Why is $0^0$ also known as indeterminate? [duplicate]

Solution 1:

The underlying problem here is that there are several related but differently defined concepts that are all notated $a^b$:

1. Exponentiation $\mathbb R\times \mathbb N_0 \to \mathbb R$ defined as repeated multiplication, which actually works as $R\times\mathbb N_0\to R$ for any ring-with-identity $R$. According to this concept $0^0$ is unambiguously $1$.

2. Exponentiation $\mathbb R^\times \times \mathbb Z \to \mathbb R^\times$ defined by extending the above to negative powers as reciprocals. This works for any field (or for the units of any ring). This doesn't define $0^0$ because it only works for numbers that have multiplicative inverses.

3. Exponentiation $\mathbb R_{\ge 0}\times \mathbb Q_{\ge 0}\to \mathbb R_{\ge 0}$ defined by roots of integral powers (themselves defined as above). If one bothers to include $a=0$ in this definition we again get $0^0=1$.

4. Exponentiation $\mathbb R_+\times \mathbb Q\to \mathbb R_+$, as above plus reciprocals and $a^0=1$.

5. Exponentiation $\mathbb R_{\ge 0}\times \mathbb R_+ \to \mathbb R_{\ge 0}$ and/or $\mathbb R_+\times \mathbb R\to\mathbb R_+$ by limits of the two above choices. This cannot be extended to give a value for $0^0$, because it has no limit for $(a,b)\to(0,0)$.

6. Exponentiation $\{e\}\times \mathbb R \to \mathbb R_+$ defined as a special case by the exponential function, which is again defined for example by power series. This extends to $\{e\}\times \mathbb C \to \mathbb C^\times$ for complex numbers.

7. Exponentiation $\mathbb R_+\times\mathbb R\to \mathbb R_+$ defined by $a^b = e^{b\log a}$. This doesn't extend to $a=0$ at all, and only with difficulty to complex $a$; we get multiple values due to the non-injectivity of the complex exponential.

Fortunately these definitions agree for those $(a,b)$ pairs where more than one of the concepts is defined.
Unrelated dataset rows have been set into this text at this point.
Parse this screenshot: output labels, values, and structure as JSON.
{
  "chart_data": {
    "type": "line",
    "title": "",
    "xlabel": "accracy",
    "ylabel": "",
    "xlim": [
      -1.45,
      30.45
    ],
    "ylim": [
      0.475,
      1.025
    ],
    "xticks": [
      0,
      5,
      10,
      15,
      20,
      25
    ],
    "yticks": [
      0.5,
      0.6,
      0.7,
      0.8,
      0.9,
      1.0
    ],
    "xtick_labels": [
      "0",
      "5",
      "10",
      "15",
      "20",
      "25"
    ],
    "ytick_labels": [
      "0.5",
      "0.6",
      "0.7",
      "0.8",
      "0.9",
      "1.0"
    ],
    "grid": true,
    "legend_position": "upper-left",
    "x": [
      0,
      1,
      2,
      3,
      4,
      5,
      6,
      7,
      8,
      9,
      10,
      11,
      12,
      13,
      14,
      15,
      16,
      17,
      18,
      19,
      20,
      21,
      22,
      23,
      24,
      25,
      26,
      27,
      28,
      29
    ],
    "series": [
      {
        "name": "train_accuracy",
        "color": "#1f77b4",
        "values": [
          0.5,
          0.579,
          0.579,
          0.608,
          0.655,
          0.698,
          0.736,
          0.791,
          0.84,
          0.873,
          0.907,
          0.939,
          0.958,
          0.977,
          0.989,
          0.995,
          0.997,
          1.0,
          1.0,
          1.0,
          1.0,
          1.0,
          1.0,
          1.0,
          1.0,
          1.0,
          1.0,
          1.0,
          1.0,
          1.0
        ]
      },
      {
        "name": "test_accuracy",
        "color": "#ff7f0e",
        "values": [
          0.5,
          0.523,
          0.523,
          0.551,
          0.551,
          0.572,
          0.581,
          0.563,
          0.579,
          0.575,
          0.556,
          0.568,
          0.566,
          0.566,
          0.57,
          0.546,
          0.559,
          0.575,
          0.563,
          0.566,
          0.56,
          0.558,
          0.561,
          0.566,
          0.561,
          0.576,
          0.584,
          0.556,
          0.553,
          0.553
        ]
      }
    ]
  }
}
That's why it doesn't usually create problems to use the same notations for all of them. Note that all the definitions that do give meaning to $0^0$ result in $0^0=1$. One way to express this would be that in practice $a^b$ denotes the union of all these functions.

In practice some disagreement can arise, however, when someone claims that $a^b$ is "not defined" for some particular $(a,b)$ just because one of the definitions doesn't work for that $a$ and $b$. This is especially the case for $a=b=0$.

When $0^0$ is said to be an indeterminate form, what that means is neither more nor less than the fact that the limit $$ \lim_{x\to a} f(x)^{g(x)} $$ cannot be evaluated by taking limits of $f(x)$ and $g(x)$ separately if $f(x)\to 0$ and $g(x)\to 0$.

In particular, the word "indeterminate" does not say anything about what happens if we do apply one of the exponentiation functions to $(0,0)$ and we haven't got those zeroes by "taking limits under the limit sign".

Solution 2:

In the context of limits, $0^0$ is an indeterminate form because if the "limitand" (don't know what the correct name is) evaluates to $0^0$, then the limit might or might not exist, and you need to do further investigation.

Outside of limits, it's best to define $0^0$ as $1$ because the empty product - the product of no numbers - is defined as one.

Just like the sum of no numbers is defined as $0$:

$\quad \displaystyle \sum_{\phi(i)}x_i = 0$

where $\phi$ is a statement/property that is false for all $i$.

In product notation:

$\quad \displaystyle \prod_{\phi(i)} x_i = 1$

where $\phi(i)$ is a statement/property that is false for all $i$.

Defining $0^0 = 1$ simplifies many formulas. Many textbooks and online/offline soruces prefer not to define $0^0$ but that's pusillanimous in my view. $0^0 = 1$ works, we should use it.